Capítulo 2: La sangre y el silencio

La madrugada envolvía a Santiago bajo un velo de niebla.

Desde las ventanas del hospital, la ciudad parecía un corazón detenido entre la vida y el invierno.

En la sala de cuidados intensivos, Santiago Larraín yacía inmóvil.

El ritmo del respirador marcaba una cadencia fría, casi mecánica.

Cada destello verde en el monitor era una chispa diminuta que aún lo mantenía en este mundo.

Su madre, María, no había dormido en días.

El maquillaje borrado, los ojos hundidos, la espalda recta solo por costumbre.

No lloraba; sus lágrimas ya se habían secado entre noches de miedo y rabia contenida.

“El médico dijo que mientras respire, hay esperanza.”

Su voz apenas rozaba el aire, como si hablara para convencerse de que aún era cierto.

La puerta se abrió con un leve crujido.

Agustín, su abogado y amigo más cercano, entró empapado de lluvia.

Dejó su abrigo en silencio, como quien carga una mala noticia.

—Señora… el consejo directivo se está moviendo —dijo con voz grave.

María giró lentamente la cabeza. En sus ojos, el dolor se mezcló con un filo de acero.

—¿Ya piensan en dividir el poder mientras mi hijo sigue entre la vida y la muerte?

Agustín bajó la mirada.

—Ernesto… está promoviendo un “comité temporal de dirección”.

El nombre cayó como una piedra al agua.

Ernesto Larraín.

El padre.

El socio traidor.

El hombre que Santiago había expulsado del consejo años atrás, cansado de su avaricia disfrazada de prudencia.

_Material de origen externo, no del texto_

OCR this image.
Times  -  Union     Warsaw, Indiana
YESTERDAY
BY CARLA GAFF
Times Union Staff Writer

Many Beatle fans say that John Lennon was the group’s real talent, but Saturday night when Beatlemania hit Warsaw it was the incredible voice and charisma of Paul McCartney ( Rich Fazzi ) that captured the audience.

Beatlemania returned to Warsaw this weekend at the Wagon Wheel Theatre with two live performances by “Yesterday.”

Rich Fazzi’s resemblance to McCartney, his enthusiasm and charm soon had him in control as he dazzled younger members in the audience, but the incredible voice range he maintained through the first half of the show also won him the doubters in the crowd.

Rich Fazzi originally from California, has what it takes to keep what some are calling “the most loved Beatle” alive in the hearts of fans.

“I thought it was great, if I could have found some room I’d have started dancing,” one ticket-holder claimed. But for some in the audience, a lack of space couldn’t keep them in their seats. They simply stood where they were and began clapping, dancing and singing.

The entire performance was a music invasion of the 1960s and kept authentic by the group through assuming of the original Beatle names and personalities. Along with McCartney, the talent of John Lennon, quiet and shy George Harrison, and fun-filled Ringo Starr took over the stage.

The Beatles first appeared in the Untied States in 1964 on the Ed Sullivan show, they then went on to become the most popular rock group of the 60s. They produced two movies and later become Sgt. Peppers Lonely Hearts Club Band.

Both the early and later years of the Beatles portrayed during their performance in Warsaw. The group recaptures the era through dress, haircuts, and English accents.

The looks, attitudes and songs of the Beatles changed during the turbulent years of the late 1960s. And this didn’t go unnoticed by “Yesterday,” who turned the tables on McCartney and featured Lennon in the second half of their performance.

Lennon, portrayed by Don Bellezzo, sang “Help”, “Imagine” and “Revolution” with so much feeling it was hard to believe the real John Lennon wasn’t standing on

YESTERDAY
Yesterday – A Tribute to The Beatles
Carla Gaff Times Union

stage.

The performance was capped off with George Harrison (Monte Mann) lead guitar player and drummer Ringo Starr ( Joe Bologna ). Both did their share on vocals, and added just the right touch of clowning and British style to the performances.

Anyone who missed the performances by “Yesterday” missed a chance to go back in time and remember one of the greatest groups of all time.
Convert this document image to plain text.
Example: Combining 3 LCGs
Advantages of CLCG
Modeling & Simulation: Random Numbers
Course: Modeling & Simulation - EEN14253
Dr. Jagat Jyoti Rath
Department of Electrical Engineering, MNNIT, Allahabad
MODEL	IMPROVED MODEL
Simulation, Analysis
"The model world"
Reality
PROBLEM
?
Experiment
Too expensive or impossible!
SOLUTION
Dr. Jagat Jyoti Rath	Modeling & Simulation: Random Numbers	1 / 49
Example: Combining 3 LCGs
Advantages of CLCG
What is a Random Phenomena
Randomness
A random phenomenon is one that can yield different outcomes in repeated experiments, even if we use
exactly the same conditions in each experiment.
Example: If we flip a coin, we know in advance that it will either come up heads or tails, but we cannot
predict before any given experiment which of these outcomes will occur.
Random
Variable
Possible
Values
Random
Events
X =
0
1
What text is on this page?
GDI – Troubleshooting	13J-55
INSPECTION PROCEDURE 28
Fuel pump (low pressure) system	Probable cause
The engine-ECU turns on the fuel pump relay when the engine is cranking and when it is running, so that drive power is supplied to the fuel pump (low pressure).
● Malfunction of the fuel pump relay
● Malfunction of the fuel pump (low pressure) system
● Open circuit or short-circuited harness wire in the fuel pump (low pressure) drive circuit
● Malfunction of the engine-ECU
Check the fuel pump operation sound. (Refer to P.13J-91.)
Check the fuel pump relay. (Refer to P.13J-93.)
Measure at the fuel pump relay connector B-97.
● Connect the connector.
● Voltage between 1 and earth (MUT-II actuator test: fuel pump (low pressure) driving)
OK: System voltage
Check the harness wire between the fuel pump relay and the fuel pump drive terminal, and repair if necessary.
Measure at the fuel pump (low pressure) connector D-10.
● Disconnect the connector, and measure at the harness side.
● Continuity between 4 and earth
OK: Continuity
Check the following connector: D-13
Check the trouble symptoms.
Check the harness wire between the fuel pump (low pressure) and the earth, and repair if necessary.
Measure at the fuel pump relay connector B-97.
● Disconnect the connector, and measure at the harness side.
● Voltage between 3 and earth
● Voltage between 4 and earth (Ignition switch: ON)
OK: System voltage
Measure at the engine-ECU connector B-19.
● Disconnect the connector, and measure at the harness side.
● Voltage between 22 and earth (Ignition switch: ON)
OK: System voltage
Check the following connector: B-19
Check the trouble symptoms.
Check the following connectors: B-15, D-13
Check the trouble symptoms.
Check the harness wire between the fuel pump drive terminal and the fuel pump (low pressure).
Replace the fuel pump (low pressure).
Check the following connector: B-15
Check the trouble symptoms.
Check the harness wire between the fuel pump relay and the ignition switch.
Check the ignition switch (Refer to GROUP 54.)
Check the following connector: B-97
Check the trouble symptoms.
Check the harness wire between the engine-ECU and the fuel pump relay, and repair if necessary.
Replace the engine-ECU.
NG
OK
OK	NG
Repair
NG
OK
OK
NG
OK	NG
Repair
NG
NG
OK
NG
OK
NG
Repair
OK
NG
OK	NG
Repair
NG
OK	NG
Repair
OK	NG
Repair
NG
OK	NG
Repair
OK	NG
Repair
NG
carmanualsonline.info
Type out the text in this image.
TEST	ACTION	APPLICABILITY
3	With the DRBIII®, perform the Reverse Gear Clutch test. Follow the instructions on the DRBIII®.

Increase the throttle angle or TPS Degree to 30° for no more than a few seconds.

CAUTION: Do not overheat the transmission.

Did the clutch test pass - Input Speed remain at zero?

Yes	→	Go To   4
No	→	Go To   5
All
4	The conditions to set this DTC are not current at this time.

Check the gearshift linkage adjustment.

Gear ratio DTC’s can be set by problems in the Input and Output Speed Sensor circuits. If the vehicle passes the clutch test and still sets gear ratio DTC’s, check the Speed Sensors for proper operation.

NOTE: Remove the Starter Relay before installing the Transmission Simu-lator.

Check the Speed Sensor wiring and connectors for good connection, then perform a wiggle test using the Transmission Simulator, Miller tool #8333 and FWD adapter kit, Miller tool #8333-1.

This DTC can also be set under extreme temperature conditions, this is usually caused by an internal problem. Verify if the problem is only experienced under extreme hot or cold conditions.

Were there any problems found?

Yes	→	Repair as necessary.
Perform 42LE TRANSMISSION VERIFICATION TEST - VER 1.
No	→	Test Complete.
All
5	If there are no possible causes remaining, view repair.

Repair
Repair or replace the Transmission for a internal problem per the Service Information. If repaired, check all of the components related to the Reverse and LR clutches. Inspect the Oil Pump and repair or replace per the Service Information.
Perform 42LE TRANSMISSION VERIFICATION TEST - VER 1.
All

María suspiró, con esa calma que solo antecede a la furia.

—Sabía que no esperaría mucho. Para él, la sangre siempre fue un medio, no un lazo.

Agustín se acercó un paso.

—Intentaré frenar la votación. Mientras no haya firma de Santiago, no pueden tocar las acciones principales.

Un golpe de pasos interrumpió la conversación.

Un médico entró con el rostro tenso.

—El edema cerebral está controlado. Pero… el daño neurológico es severo. Las probabilidades de que despierte son mínimas.

María asintió sin decir palabra.

El médico se retiró.

Solo quedó el zumbido de las máquinas.

Un sonido que ya no parecía promesa, sino condena.

Al otro lado de la ciudad, la vida seguía.

El tráfico rugía, los cafés abrían, y nadie notaba a Valentina Muñoz frente a una ventana empañada.

En la pantalla del televisor, una y otra vez aparecía el mismo titular:

“Accidente del CEO de Larraín Group: la policía descarta intervención externa.”

Valentina apretó el teléfono hasta que sus nudillos se pusieron blancos.

—¿Descartan intervención externa?... —rió con amargura— Entonces, ¿qué soy yo? ¿Un accidente con nombre propio?

Cada palabra del noticiero era un bisturí que abría la herida que creía cerrada.

Afuera, la ciudad respiraba sin culpa.

Adentro, el silencio pesaba como una sentencia.

Encendió su computador: bandeja llena de correos —deudas, despidos, liquidaciones.

Todo lo que alguna vez fue su mundo, reducido a cifras rojas y contratos rotos.

Y sin embargo, en medio de ese derrumbe, una sensación absurda la invadía: libertad.

Por primera vez no debía rendir cuentas a nadie.

Hasta que la realidad la golpeó de nuevo: la libertad edificada sobre la sangre de otro.

Cerró los ojos.

Recordó el estruendo, el olor del caucho quemado, el reflejo de aquella mirada antes del impacto.

Y el pensamiento la atravesó como una lanza:

“Si él no despierta, mi vida termina con la suya.”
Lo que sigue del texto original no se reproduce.